The Hopi Tribe’s lawsuit was consolidated with similar challenges from the To' Nizhoni Ani, the Black Mesa Water Coalition, Dine Citizens Against Ruining the Environment, the Sierra Club and the National Parks Conservation Association, the Navajo Nation, the Gila River Indian Community and others.
The tribe claims the EPA violated the Administrative Procedure Act and Federal Advisory Committee Act by creating an unlawful advisory group that shut them out of the decision-making process surrounding the power plant.
Attorney Erin Lynch, representing the Hopi, said the EPA purposely kept the tribe in the dark while it consulted other stakeholders and considered new regulations, which violates the special trust relationship between Native American tribes and the federal government.

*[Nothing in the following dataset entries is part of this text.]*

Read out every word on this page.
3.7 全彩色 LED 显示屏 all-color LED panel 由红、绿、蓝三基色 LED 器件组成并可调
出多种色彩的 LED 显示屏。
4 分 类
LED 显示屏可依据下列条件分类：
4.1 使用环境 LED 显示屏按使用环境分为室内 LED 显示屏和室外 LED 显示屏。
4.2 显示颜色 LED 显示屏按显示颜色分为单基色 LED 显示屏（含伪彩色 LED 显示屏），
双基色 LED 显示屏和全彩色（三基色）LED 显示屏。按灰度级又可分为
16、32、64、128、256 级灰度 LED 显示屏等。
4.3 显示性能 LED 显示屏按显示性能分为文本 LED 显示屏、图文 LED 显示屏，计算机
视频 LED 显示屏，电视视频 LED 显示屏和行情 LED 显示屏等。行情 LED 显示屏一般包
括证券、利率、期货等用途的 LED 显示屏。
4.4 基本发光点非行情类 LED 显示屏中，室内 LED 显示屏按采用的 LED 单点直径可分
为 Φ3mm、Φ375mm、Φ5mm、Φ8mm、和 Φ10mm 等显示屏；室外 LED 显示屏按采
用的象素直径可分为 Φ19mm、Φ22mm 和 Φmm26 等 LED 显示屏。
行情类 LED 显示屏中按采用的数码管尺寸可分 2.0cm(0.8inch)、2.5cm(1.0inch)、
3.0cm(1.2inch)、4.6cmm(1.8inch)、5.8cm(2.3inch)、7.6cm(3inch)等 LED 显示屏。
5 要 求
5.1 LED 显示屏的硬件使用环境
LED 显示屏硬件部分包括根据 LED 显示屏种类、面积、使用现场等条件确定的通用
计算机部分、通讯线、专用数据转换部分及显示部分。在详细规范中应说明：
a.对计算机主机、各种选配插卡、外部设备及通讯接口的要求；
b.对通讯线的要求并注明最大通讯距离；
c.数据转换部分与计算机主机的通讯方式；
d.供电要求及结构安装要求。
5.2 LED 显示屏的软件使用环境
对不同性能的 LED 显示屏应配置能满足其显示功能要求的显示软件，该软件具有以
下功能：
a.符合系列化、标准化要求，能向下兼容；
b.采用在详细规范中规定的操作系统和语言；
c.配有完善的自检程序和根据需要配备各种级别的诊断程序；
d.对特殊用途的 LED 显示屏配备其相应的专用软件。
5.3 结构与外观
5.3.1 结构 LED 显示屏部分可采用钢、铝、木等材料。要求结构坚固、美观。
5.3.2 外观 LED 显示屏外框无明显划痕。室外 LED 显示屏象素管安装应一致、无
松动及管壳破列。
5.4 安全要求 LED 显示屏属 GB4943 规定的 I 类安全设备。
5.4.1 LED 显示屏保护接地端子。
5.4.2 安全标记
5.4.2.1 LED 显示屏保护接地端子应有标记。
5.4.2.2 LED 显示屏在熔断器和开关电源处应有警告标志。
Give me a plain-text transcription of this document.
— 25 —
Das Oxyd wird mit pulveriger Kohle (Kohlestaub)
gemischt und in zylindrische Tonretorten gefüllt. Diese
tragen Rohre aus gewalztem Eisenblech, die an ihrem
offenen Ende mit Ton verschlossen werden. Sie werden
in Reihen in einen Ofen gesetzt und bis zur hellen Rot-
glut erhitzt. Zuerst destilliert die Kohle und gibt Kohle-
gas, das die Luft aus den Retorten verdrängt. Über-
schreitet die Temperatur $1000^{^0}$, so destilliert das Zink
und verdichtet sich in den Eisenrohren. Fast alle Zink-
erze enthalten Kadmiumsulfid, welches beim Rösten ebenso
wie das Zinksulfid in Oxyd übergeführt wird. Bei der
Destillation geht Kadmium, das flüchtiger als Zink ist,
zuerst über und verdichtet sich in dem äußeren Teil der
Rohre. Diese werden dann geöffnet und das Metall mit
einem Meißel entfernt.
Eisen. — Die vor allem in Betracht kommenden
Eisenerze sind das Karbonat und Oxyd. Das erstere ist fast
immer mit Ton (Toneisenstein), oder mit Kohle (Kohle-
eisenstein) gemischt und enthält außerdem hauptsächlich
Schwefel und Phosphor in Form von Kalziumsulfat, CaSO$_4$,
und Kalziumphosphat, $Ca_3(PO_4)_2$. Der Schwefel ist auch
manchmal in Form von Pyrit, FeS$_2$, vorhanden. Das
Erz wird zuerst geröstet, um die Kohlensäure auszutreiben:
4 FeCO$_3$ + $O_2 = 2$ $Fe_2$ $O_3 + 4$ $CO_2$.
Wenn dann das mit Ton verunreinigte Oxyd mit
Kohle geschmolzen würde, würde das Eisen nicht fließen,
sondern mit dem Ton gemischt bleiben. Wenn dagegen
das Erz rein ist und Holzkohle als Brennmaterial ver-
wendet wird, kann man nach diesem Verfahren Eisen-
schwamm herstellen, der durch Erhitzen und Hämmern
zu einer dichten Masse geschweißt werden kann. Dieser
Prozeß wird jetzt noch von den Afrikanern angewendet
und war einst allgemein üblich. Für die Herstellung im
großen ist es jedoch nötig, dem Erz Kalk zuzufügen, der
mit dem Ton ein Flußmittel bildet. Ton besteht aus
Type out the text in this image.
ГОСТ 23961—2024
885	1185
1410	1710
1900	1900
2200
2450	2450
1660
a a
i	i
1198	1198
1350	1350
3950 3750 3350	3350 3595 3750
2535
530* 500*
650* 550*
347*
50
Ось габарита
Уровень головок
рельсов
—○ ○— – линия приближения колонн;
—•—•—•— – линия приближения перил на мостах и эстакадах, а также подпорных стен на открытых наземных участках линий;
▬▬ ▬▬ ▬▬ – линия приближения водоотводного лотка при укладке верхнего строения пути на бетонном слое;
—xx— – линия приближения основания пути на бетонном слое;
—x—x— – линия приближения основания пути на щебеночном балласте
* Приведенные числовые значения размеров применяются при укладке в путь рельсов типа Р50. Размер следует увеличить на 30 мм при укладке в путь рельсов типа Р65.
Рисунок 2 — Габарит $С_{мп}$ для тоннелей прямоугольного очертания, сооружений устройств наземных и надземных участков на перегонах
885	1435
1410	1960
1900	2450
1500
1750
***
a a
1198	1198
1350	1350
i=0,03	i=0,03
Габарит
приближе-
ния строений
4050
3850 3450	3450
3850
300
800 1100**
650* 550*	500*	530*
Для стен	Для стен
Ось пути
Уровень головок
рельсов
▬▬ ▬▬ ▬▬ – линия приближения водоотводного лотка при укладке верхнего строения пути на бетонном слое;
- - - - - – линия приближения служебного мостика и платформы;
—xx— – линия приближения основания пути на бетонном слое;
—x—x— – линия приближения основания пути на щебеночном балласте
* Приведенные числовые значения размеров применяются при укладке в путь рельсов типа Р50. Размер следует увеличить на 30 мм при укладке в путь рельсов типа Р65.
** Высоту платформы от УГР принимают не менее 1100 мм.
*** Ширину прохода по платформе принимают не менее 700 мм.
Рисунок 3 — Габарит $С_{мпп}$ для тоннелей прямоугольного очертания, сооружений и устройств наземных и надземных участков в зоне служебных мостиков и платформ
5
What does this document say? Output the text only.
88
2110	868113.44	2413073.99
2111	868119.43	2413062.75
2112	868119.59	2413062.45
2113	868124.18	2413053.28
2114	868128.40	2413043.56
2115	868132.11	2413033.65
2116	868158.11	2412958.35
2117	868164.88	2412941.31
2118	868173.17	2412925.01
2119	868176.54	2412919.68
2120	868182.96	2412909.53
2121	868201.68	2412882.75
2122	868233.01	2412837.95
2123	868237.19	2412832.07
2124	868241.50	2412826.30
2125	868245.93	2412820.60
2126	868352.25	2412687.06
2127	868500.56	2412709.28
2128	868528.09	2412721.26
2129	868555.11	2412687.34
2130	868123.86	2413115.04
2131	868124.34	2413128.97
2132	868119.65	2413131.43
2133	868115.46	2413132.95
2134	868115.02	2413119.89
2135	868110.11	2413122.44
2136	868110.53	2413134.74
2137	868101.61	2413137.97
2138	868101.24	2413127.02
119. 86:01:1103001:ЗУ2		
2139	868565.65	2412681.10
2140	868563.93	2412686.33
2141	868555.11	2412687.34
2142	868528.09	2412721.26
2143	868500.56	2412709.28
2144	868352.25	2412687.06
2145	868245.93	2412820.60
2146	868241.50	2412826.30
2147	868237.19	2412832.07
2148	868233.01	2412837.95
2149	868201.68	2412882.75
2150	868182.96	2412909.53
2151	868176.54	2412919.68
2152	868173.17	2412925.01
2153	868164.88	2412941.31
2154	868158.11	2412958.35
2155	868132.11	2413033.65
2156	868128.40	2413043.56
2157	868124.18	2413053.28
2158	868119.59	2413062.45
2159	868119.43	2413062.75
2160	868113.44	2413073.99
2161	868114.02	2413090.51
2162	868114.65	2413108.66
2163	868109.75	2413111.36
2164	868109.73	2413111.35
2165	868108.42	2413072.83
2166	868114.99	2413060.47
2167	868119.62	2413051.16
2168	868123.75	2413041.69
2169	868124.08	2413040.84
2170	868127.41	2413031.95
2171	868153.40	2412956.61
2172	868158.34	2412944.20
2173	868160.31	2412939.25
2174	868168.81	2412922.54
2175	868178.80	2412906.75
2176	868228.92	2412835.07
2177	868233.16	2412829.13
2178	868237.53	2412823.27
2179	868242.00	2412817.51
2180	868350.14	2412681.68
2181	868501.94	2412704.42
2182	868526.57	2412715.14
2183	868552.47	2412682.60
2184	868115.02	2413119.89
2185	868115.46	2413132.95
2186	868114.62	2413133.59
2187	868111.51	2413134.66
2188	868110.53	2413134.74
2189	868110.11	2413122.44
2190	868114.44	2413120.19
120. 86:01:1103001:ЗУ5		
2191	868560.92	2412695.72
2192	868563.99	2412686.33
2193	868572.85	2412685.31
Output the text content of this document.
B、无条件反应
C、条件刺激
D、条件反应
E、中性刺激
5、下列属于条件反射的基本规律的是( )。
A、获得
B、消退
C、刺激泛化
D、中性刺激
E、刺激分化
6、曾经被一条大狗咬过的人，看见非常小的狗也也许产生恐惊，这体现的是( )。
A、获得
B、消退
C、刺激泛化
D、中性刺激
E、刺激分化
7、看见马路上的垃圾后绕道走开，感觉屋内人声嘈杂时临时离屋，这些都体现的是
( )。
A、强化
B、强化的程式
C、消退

“They didn’t even notify the tribe of the process, and certainly didn’t include them,” Lynch said.
U.S. Circuit Judges Mary Shroeder, John Owens and Stephen Trott appeared sympathetic to the tribe’s plight.
“This part of the case bothered me the most,” Owens said, directing his comment to Lynch. “You had this working group and the Hopi tribe is not even allowed to know this was going on. My common sense tells me this is wrong, but what case can we look to that shows that this is clearly wrong?”
While Lynch struggled with the answer, Trott interjected, “This could be that case.”
Jennifer Newman, representing the EPA, argued that although the agency had a policy recommending that it consult with the tribe, it was not required to do so.
Judge Shroeder crossed her arms and leaned away from Newman, as if disgusted by the reply.
Trott also didn’t seem to buy it.
“I don’t understand this whole thing,” he said. “It’s deliberate exclusion. The essence of due process is that everybody affected gets to be heard. You seem hell-bent on saying ‘We’re not going to do this!’” As his voice rose, he pounded his fist on the table for emphasis.
Yazzie’s complaint, which seeks a strict enforcement of EPA standards at the power plant, did not stir the same emotion from the panel.
With input from the advisory group that had excluded the Hopi Tribe, the EPA decided to exempt the plant’s owners, Salt River Project, from meeting the Clean Air Act’s “Best Available Retrofit Technology” requirement, which would have required modernized emissions controls that cost about $1.1 billion.
Instead, the EPA accepted the plant’s own plan to reduce emissions.
Janette Brimmer, staff attorney at Earthjustice, asked the judges to throw out the agreement and require the plant to retrofit its technology by 2018 or face shutdown.
Trott noted that such an order would effectively put the plant out of commission, as retrofitting it so quickly was probably impossible.
The Navajo Nation is fighting to keep the agreement in place. The plant is its top employer and represents more than a third of the Navajo’s total income. The Navajo Nation also receives revenue from the nearby mine that supplies the plant with coal, its attorney, Colin Bradley, said.
“The USEPA properly balanced 42 percent unemployment on the Nation,” Bradley told the panel. “If the plant were to close or there were significant reduction, these people would have problems finding jobs somewhere else.”
EPA lawyer David Carson said the plant would be shut down in 2044 in accordance with a deal struck with the Nation, so over time, the reductions in emissions would be even greater. Meanwhile, emissions would stay below the cap that current standards impose through other means. He said operators had cut emissions nearly in half.
“These are voluntary reductions, they are effective deductions and they continue until such time as the plant is shut down,” Carson said.
Owens liked Carson’s briefs, but also felt inclined toward Lynch’s perspective.
“If I agree with her, can I agree with you?” he asked Carson.
Carson requested that the rules and controls on the plant remain in place while the tribe was given a consultation if the Hopi’s petition was granted.
Owens asked that all parties submit a brief by Dec. 2 detailing what they are seeking.
“If we grant a petition in either case, what do you want us to do?” he said.